FIG. 7 is a schematic plan view showing the light deflection scanning device of FIG.

[Explanation of symbols]

 Reference Signs List 1 semiconductor laser 3 rotating polygon mirror 3a motor 4 imaging lens system 5a to 5c reflection mirror 6 BD mirror 7 BD lens 8 BD sensor 9 slit plate 9a slit 10 optical box 11 BD unit 11a unit housing 12 support plate 20 lid member 30 stay 31 body side plate 31a emboss 32 screw 40 rotating drum

Claims (8)

[Claims] A scanning optical system having a rotary polygon mirror for deflecting and scanning a light beam to convert it into scanning light, and an image forming means for forming an image of the scanning light on a photosensitive member; Detecting means for detecting as a reference signal; a housing supporting the scanning optical system and the detecting means; and the housing such that the part of the scanning light is made incident on a center of a detection effective portion of the detecting means.
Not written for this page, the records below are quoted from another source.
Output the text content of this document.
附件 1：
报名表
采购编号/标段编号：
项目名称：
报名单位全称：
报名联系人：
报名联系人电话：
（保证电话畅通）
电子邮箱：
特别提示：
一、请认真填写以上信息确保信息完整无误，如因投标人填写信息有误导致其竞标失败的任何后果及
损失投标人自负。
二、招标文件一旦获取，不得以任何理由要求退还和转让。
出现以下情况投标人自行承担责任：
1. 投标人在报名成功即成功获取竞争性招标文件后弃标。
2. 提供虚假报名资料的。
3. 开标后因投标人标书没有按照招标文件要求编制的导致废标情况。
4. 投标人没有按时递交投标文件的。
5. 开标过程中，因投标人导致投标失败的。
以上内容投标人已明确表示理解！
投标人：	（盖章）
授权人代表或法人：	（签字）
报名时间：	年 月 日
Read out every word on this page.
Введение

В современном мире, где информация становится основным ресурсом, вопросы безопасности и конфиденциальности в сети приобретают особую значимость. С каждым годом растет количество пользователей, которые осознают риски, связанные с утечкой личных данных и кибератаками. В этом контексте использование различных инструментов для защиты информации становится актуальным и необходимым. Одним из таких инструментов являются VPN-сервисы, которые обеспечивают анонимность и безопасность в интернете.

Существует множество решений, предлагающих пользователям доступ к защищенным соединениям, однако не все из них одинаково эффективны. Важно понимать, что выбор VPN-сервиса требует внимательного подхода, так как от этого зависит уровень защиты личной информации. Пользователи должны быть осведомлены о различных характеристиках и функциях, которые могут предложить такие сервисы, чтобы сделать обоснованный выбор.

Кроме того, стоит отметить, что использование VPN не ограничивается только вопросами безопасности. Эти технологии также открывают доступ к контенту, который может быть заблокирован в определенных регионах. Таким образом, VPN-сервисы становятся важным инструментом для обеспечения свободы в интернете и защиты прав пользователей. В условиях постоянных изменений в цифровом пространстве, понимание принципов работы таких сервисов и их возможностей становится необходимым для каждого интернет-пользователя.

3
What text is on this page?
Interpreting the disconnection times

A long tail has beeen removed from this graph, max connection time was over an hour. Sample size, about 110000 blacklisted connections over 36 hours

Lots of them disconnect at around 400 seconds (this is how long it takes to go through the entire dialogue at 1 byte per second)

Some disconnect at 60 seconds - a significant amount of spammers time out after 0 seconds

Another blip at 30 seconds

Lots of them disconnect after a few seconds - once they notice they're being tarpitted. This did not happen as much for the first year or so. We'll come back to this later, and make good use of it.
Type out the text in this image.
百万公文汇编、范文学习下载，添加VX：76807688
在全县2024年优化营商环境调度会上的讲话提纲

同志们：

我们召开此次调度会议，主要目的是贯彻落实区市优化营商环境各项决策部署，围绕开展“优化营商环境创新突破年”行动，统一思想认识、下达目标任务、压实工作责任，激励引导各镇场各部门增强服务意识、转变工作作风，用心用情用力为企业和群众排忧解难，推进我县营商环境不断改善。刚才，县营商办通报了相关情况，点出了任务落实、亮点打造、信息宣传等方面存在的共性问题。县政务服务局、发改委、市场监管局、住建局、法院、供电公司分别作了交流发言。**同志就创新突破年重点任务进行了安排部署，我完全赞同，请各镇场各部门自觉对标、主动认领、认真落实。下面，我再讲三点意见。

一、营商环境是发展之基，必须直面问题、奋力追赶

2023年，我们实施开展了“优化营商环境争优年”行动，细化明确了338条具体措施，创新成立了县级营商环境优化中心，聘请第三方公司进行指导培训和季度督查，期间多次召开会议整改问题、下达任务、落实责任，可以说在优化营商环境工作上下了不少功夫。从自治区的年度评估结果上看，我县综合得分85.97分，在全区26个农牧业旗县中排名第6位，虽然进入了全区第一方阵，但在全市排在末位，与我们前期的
An image forming apparatus having an attachment position adjusting unit for adjusting an attachment position of the detection unit with respect to the image forming apparatus. 2. The apparatus according to claim 1, wherein said mounting position adjusting means is configured to be able to move said detecting means within a range wider than an incident deviation tolerance of a part of the scanning light with respect to the detecting means. Image forming apparatus. 3. A mounting position where the part of the scanning light is incident on the center of a detection effective portion of the detecting means by measuring an incident time during which a part of the scanning light is incident on the detecting means. The image forming apparatus according to claim 1, wherein: 4. An image forming apparatus according to claim 1, wherein said detecting means has a sensor for receiving a part of the scanning light and a slit. 5. An image forming apparatus according to claim 4, wherein said detecting means has a condensing lens for condensing a part of the scanning light. 6. The image forming apparatus according to claim 5, wherein the detection means has a unit housing that unitizes the sensor, the slit, and the condenser lens. 7. An optical box for accommodating at least a part of the rotary polygon mirror and the scanning optical system, wherein a detecting means is provided outside the optical box.
7. The image forming apparatus according to any one of claims 6 to 6. 8. The image forming apparatus according to claim 1, wherein the image forming means has a plurality of reflection mirrors for turning back the scanning light.